After a soggy start at home I set out for London through torrential rain. After a stop at daughter’s home (to collect hundreds of Beano comics which cannot be thrown away but “need” to be stored and read at The Gables!) I travelled on to Boundary Road where one side of the road is in the Borough of Camden and the other side in the Borough of Westminster. On the Camden side sits the Ben Uri Gallery and Museum (google if you are interested). I wanted to see a small but excellent exhibition of some of the work of Jankel Adler who fled to Paris from the Nazis in 1933 and then arrived, alone and penniless, on these shores in 1940.

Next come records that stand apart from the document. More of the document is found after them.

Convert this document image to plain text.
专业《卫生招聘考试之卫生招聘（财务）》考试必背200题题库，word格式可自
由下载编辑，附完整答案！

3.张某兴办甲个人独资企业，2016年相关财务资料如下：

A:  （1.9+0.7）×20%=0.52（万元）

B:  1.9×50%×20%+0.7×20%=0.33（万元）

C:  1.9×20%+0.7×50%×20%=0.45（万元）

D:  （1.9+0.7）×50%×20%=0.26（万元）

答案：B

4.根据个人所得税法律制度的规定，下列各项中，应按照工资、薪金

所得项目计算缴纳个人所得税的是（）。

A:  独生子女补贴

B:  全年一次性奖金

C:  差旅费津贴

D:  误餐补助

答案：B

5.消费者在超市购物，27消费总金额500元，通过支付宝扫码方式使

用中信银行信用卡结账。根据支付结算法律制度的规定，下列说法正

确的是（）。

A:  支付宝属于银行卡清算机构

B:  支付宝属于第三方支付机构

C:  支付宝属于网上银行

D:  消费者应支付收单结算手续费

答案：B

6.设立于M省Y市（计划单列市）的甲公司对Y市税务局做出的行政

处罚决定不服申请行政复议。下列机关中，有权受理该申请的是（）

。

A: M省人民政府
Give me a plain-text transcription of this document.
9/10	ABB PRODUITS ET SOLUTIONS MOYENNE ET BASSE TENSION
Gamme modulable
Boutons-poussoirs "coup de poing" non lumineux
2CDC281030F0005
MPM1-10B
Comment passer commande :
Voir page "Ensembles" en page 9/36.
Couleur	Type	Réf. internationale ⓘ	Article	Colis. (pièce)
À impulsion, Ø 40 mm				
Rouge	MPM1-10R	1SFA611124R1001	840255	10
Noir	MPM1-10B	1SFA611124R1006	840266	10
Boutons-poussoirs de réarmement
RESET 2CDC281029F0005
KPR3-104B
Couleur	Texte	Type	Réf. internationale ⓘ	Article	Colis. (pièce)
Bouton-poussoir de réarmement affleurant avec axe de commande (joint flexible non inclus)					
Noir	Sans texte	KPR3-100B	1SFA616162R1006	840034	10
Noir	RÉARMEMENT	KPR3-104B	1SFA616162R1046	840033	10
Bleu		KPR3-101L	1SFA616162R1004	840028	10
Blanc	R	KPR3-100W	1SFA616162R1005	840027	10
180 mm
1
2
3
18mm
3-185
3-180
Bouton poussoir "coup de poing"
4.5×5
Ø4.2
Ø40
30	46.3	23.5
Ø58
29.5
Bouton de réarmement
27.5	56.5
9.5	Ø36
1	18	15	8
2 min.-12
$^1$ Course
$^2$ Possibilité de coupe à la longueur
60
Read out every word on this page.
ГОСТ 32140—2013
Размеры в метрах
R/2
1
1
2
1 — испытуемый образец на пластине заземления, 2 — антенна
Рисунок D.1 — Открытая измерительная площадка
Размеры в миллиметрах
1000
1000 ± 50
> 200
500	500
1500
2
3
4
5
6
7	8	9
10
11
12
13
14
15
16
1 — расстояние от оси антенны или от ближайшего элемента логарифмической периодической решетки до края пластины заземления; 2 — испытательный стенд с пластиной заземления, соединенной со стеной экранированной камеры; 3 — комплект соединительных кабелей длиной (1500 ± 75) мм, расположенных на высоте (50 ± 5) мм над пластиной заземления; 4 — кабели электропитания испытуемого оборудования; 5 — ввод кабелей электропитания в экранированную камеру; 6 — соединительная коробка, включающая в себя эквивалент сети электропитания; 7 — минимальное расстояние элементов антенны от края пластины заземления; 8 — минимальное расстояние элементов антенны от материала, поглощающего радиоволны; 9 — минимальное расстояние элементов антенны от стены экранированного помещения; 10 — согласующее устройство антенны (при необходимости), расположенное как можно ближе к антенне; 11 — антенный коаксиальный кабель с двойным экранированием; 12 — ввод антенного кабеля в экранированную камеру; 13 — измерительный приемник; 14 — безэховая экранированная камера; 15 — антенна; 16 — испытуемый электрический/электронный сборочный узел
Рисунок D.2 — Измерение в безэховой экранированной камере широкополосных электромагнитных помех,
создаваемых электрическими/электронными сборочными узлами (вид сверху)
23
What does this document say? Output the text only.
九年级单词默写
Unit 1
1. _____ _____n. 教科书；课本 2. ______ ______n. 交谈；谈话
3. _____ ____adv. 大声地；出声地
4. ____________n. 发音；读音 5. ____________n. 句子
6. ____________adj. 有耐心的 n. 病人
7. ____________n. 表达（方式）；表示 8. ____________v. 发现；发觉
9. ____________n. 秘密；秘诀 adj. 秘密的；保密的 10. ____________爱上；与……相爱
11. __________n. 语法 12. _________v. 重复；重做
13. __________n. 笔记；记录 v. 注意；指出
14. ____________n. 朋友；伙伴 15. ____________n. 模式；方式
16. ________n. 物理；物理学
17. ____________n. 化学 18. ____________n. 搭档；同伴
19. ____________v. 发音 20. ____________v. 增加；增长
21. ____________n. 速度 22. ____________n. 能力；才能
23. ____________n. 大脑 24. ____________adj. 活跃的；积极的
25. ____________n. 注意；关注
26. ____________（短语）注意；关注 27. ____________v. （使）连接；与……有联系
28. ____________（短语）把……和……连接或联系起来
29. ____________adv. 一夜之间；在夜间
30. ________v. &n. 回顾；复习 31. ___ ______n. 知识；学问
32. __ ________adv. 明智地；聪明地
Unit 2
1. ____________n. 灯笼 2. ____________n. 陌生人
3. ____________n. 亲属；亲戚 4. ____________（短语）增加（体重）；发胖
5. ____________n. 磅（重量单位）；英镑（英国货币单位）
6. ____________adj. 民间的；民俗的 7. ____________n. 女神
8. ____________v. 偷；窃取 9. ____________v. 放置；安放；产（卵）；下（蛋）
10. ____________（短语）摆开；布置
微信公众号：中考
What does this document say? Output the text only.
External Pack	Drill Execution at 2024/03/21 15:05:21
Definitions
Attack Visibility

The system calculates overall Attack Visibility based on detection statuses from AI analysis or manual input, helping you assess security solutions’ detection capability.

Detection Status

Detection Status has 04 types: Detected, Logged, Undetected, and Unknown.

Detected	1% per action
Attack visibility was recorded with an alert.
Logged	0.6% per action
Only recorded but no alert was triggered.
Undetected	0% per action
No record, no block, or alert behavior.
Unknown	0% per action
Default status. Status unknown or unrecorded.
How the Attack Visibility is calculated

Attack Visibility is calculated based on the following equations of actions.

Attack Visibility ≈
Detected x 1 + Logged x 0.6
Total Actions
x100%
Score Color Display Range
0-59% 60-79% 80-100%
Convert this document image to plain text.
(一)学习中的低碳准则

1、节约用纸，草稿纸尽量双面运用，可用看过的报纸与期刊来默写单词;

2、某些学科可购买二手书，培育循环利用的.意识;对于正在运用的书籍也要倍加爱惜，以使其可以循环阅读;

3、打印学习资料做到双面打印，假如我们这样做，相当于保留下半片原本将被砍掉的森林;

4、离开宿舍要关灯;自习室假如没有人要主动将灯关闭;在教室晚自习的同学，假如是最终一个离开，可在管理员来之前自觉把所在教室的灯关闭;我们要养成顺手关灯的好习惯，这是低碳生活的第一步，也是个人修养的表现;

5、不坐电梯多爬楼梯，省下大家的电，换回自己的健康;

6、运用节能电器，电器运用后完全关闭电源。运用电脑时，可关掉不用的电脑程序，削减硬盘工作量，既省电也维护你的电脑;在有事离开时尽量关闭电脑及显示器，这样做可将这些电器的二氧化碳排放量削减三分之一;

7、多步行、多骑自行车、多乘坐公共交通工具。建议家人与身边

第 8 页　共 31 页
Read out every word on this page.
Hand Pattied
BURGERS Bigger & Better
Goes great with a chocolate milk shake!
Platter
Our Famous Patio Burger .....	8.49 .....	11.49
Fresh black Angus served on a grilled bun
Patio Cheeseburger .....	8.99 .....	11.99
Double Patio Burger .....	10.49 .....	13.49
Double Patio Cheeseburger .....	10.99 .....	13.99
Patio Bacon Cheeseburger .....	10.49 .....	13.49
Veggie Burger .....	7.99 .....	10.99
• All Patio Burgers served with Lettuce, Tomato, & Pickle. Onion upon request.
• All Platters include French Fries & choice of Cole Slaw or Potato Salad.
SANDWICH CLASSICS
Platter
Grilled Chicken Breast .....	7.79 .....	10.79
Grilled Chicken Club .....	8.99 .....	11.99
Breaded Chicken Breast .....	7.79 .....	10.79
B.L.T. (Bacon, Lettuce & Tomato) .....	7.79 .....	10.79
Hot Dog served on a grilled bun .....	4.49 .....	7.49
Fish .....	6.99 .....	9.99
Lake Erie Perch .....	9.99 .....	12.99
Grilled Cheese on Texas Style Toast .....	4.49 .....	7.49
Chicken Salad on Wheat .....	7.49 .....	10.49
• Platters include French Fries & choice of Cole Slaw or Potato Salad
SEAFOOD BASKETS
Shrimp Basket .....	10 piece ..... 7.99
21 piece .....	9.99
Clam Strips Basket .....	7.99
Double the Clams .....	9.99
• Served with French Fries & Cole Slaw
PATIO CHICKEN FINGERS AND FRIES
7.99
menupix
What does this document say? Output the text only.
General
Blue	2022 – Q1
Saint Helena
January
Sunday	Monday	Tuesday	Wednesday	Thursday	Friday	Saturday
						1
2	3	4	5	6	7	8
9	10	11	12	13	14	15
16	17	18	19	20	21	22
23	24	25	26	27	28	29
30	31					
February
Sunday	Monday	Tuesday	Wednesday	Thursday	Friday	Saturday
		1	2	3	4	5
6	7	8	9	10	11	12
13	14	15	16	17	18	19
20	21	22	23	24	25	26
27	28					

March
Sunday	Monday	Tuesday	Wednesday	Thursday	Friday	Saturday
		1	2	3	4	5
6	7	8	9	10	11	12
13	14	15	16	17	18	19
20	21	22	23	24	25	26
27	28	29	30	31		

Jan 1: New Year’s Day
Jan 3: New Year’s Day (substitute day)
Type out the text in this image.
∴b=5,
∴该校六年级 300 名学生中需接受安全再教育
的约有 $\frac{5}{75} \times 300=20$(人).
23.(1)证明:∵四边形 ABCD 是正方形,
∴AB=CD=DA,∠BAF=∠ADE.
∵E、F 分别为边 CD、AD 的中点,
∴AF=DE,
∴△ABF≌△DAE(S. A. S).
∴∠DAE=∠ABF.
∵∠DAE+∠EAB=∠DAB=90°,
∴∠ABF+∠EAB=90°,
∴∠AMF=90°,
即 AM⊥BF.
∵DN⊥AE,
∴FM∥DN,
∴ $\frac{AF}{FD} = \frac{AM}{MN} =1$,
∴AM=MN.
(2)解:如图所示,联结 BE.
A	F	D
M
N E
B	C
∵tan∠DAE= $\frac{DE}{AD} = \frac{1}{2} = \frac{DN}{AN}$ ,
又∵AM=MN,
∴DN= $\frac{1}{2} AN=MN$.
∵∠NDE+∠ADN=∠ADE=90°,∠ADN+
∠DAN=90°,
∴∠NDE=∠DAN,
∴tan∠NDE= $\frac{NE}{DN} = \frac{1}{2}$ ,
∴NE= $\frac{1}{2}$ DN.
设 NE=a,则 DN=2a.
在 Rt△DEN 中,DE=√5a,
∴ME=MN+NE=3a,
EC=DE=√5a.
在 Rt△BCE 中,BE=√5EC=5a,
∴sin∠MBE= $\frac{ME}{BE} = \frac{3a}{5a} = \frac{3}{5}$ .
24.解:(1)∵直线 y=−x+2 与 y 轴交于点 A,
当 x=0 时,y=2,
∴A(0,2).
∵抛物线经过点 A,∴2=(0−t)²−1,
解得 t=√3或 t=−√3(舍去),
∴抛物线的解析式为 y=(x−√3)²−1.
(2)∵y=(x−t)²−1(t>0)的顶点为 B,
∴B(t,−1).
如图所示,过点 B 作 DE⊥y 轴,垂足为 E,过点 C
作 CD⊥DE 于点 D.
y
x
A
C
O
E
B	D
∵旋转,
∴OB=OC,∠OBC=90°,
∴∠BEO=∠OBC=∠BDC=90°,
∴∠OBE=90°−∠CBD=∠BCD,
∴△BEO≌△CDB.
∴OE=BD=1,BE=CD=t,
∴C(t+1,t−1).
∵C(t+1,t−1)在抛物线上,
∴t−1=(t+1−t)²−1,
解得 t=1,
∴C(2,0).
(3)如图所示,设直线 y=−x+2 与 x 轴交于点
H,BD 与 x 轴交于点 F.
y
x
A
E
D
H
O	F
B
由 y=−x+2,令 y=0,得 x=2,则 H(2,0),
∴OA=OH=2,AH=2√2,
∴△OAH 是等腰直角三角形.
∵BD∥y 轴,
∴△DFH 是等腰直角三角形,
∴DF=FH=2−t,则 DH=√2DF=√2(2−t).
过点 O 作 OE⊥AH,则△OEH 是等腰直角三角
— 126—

He was close with another emigre artist, Josef Herman, and he had links with many other refugee artists in London and was earlier influenced by his contact with Klee in Germany and also by the work of Picasso. Adler was refused citizenship in Britain and died of a heart attack the day after his rejection in 1949. The exhibition made me think of all those millions of souls who seek succour and refuge from war and poverty. It was always thus and probably always will be with the addition of future climate change refugees. I needed cheering up and what better than a couple of hours with mum, on excellent form. We always have a laugh and a joke and mum’s carer, Olga, joins in and we all enjoy ourselves.

I returned in heavy rain and picked black currants and strawberries in a wet garden.

One thought on “Rain in Colmworth, rain in London but a lovely lunch with mum and a sobering exhibition at the Ben Uri Art Gallery.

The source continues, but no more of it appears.